I have always heard in the music what I am finding out from the books: the man was a tyrant who beat his musicians with insults and temper tantrums. He never smiled when conducting (not even in rehearsals!) never thanked or complimented his men, never made them feel they were valuable partners or had even done a creditable job. He would fail to give them cues, then blame them with curses and insults for needing them! Besides being a compulsive perfectionist, he was childish, petulant, inconsiderate, monomaniacal, and monstrously self-centered. His technique was fear, and I always heard that fear in his music...Reading about him - especially books by people who worked with him - strongly confirmed what I had felt in my bones"
On the subject of Toscanini - from Vroon's foreword to The mystery of Leopold Stokowski, By William Ander Smith, Fairleigh Dickinson Univ Press, 1990, ISBN 0838633625
When an idealist is 20 he thinks he can make a real difference in the world. At 30 he still thinks so but realizes that a great many people stand in the way. At 40 he realizes that they will never get out of the way. Part of maturity is to accept the fact that we cannot change the world; the world is hell-bent in another direction and not interested in what we have to say or offer. Maturity does not mean giving up your ideals or giving up the fight, but it does mean giving up your illusions--being "dis-illusioned", seeing things as they really are, not "if only".

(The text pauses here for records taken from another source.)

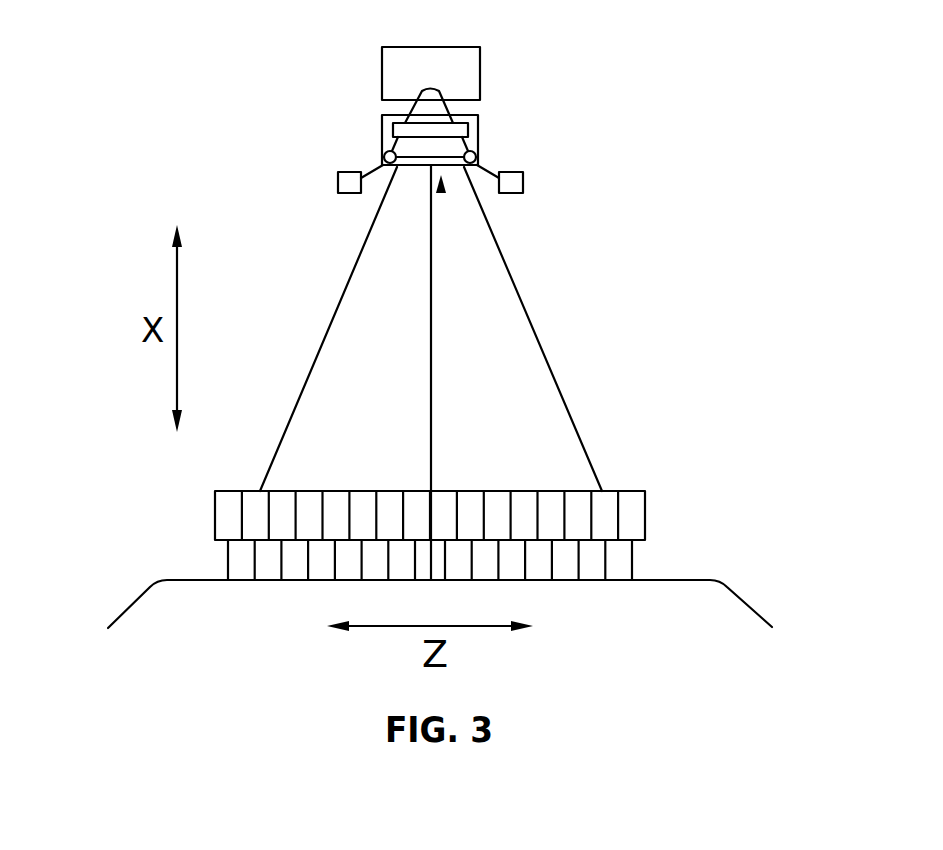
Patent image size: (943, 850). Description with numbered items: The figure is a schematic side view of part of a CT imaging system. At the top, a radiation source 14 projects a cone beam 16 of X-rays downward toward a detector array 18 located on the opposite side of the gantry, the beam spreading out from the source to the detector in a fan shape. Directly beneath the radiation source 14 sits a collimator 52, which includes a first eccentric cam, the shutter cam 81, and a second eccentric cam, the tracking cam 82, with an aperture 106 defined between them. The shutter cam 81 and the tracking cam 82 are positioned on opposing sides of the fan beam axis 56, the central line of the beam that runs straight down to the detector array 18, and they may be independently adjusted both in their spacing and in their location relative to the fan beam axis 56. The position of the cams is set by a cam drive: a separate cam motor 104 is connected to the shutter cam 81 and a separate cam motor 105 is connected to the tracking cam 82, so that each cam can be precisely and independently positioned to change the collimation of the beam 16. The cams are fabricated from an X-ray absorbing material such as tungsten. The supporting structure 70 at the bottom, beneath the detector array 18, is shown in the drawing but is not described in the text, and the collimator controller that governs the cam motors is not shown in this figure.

The radiation source 14 is at (448, 46).
The collimator 52 is at (590, 163).
The shutter cam 81 is at (388, 150).
The tracking cam 82 is at (472, 150).
The cam motor 104 is at (348, 194).
The cam motor 105 is at (513, 194).
The aperture 106 is at (441, 192).
The cone beam 16 is at (522, 284).
The fan beam axis 56 is at (437, 431).
The detector array 18 is at (654, 513).
The table 70 is at (132, 605).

A college education was for me life-changing. It gave me a life-long passion for reading and learning. It challenged my narrowness and parochialism-really forced open my mind. It deepened my commitment to culture in general and to the higher forms of pleasure. Thus it enriched my life-permanently-by confirming me in habits of mind that would benefit me all my life long. Anyone observing could have seen that happening to me (and my fellow students) at the time. A real education is life-changing. You don't go to classes during the week and get drunk in dance bars on the weekend. You discover a higher level of life and pleasure, and you start living it. If the education takes, you keep living it the rest of your life. [...] Education releases you for real joy in the midst of a culture that is abysmally cheap and shabby. The people around you pursue TV, sports, and shopping-- obey the commands of their masters to indulge themselves in every way and not to question the value of what they are fed by the media. But the educated man is critical and even self-critical: he THINKS about things-even things like pleasure. Mindless self-indulgence is no longer enough when you have learned to think.
It is much easier to prejudge than to judge. It saves a lot of work to write about all the intellectual baggage one brings to the work. It is harder, even somewhat daunting, to start from scratch with what one is actually hearing. Actually it is not easy at all to make judgements in this field without falling back on preconceived categories. Comparisons often come to the rescue. Stokowski’s Scheherazade is without question an extremely effective, almost magical, performance. If I’m reviewing that work I must know outstanding performances like Stokowski’s. And I must know why it’s outstanding—I must know it by listening to it, not merely by reputation. I must compare the newcomer to it to see if he manages to make as much of the music.
Now we all know that new recordings carry Danger signs all over them. Danger: fantastic sound can subvert your judgement. Danger: artist’s names and reputations can affect the way we listen. Danger: a new recording has not had time to win you over—it may be unfair to compare it to one you have known for 20 years. [...] Danger: things that irritate now may endear themselves to us in time. Danger: there was only one Stokowski.